Everybody Rise

“Good, a couple minutes to spare. Your father’s in the car. Get in there,” he said.

 

She walked out and hoisted herself into the backseat of the SUV. Dale turned around from the front, looking up. He didn’t smile; his forehead was creased in a new pattern. “Hi, there.”

 

“Dad,” Evelyn said.

 

Rudy grabbed the car door and stuck his head in. Evelyn could smell his cinnamon gum. “Where’s Barbara?”

 

“Is your mom almost ready?” her father asked. He was neatly and subtly dressed, in a navy suit that was hanging off him. His jowls hung loose from his jawbone. He tried to grin a few beats after he had finished the sentence, but he couldn’t quite achieve a full smile.

 

“She’s not. She says she’s sick. I’m sorry.”

 

“What’s that?” Rudy said.

 

“She says she’s sick. My mother. She’s not coming. She says she’s sorry. I’m sorry.”

 

“She’s sick.” Rudy chomped on his gum so that his lips smacked against one another with each jaw movement. “She’s sick. Okay, so, what, she’s bent over the toilet throwing up?”

 

Evelyn sat looking at the seat in front of her.

 

Rudy was working his gum into a saliva-filled lather. “She understands the concept here, right? You show up as an upstanding member of the community, your responsible wife and your pretty daughter at your side, judge is gonna look at you with a little more lenience than if your wife cares enough about you to go ahead and get sick the morning you’re being sentenced for obstruction of justice.”

 

Her father flipped down the visor mirror so he could see his daughter. “Evelyn, why don’t you see if you can get her down here? Just go up to the room and see—”

 

Rudy chawed. “Yeah, hon, why don’t you go up there and tell that mother of yours she’d better get down here, oh, five minutes ago? This car is going to leave and she had best be in it.”

 

Evelyn turned to look at Rudy, spittle clinging to his lips, and then to her father. She took a breath. “Driver, you know where we’re going, don’t you?” The man looked in the rearview mirror and grunted. “Great. We’d better get going. Dad, are you ready? Rudy, if you’re going in this car, I suggest you get in.”

 

“Listen, sweetheart—” Rudy said.

 

“Evelyn. That’s my name. Not ‘sweetheart.’ I’m not going back up there, all right? Don’t you think I had this conversation with her already? If you want to go up there and slam the door and plead and cry and make a scene in the Friendship Inn hallway, go ahead. But I won’t do it, and I think we’d better go. It’s better to have his daughter there with him than just you. Right? Rudy?”

 

“Fuck!” Rudy shouted to the universe, then, a minute later, opened the back door and plopped down next to Evelyn.

 

The courthouse’s exterior, to its credit, promised nothing. It looked more like a prison than anything, square, drab, from an era of Soviet-inspired cinder-block architecture. Rudy led Evelyn and Dale through the metal detectors and to a courtroom where the benches were already populated, some of the people, obviously reporters, holding notepads.

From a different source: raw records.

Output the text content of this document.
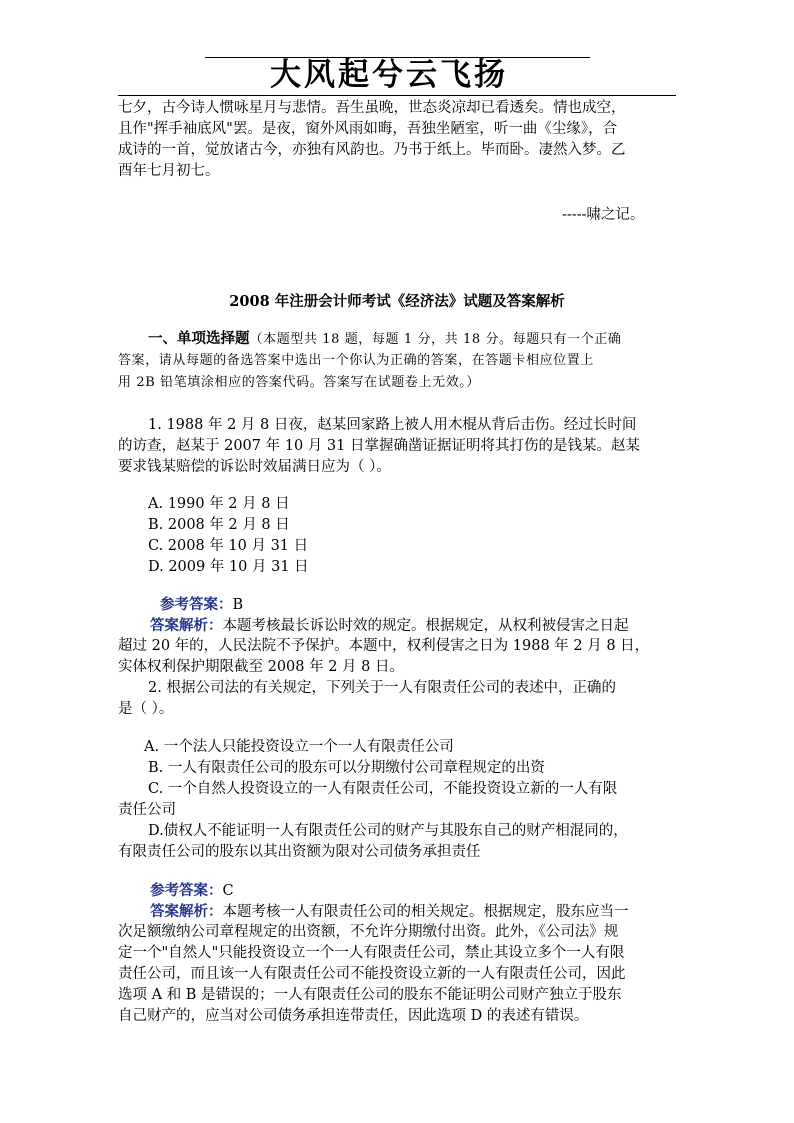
大风起兮云飞扬
七夕，古今诗人惯咏星月与悲情。吾生虽晚，世态炎凉却已看透矣。情也成空，
且作"挥手袖底风"罢。是夜，窗外风雨如晦，吾独坐陋室，听一曲《尘缘》，合
成诗的一首，觉放诸古今，亦独有风韵也。乃书于纸上。毕而卧。凄然入梦。乙
酉年七月初七。
-----啸之记。
2008 年注册会计师考试《经济法》试题及答案解析
一、单项选择题（本题型共 18 题，每题 1 分，共 18 分。每题只有一个正确
答案，请从每题的备选答案中选出一个你认为正确的答案，在答题卡相应位置上
用 2B 铅笔填涂相应的答案代码。答案写在试题卷上无效。）
1. 1988 年 2 月 8 日夜，赵某回家路上被人用木棍从背后击伤。经过长时间
的访查，赵某于 2007 年 10 月 31 日掌握确凿证据证明将其打伤的是钱某。赵某
要求钱某赔偿的诉讼时效届满日应为（ ）。
A. 1990 年 2 月 8 日
B. 2008 年 2 月 8 日
C. 2008 年 10 月 31 日
D. 2009 年 10 月 31 日
参考答案：B
答案解析：本题考核最长诉讼时效的规定。根据规定，从权利被侵害之日起
超过 20 年的，人民法院不予保护。本题中，权利侵害之日为 1988 年 2 月 8 日，
实体权利保护期限截至 2008 年 2 月 8 日。
2. 根据公司法的有关规定，下列关于一人有限责任公司的表述中，正确的
是（ ）。
A. 一个法人只能投资设立一个一人有限责任公司
B. 一人有限责任公司的股东可以分期缴付公司章程规定的出资
C. 一个自然人投资设立的一人有限责任公司，不能投资设立新的一人有限
责任公司
D.债权人不能证明一人有限责任公司的财产与其股东自己的财产相混同的，
有限责任公司的股东以其出资额为限对公司债务承担责任
参考答案：C
答案解析：本题考核一人有限责任公司的相关规定。根据规定，股东应当一
次足额缴纳公司章程规定的出资额，不允许分期缴付出资。此外，《公司法》规
定一个"自然人"只能投资设立一个一人有限责任公司，禁止其设立多个一人有限
责任公司，而且该一人有限责任公司不能投资设立新的一人有限责任公司，因此
选项 A 和 B 是错误的；一人有限责任公司的股东不能证明公司财产独立于股东
自己财产的，应当对公司债务承担连带责任，因此选项 D 的表述有错误。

The hearing started right on time, with the prosecutor and Rudy arguing over the sentencing-guideline calculations, then about $9 million in restitution, which was a whole lot more than Evelyn had thought her father would owe. Then the judge asked if Dale had anything to say.

 

He did. The back of Dale’s neck was stretched long, his head seeming heavy. Then Dale stood up a little straighter. “Judge Nakamura, my respected colleagues in the legal profession, I just wanted to tell you all that I have thought seriously about what I did, and really faced some of my demons here, and I take full responsibility for it. I understand that it was wrong in the eyes of the law, however right I may have thought it was at the time, and however much I thought it helped my clients. I was always working for my clients, and I always believed I was doing right by them. Nevertheless, when the law tells you you’re wrong, you’d better listen.”

 

He sat, and the judge looked up at the room. The sentencing guidelines in this case were fifteen to twenty-one months, the judge said, and those guidelines were suggested but not mandatory. He had taken into account all of the factors, he said, including Dale Beegan’s strong community support, his family, and his long work record that suggested this was an aberrance in behavior.

 

Evelyn saw the back of her father’s head nodding. That was good; he always said he could read a judge better than anyone. Please, she thought, trying to send a message to the judge. Please. Probation with no prison time. Please.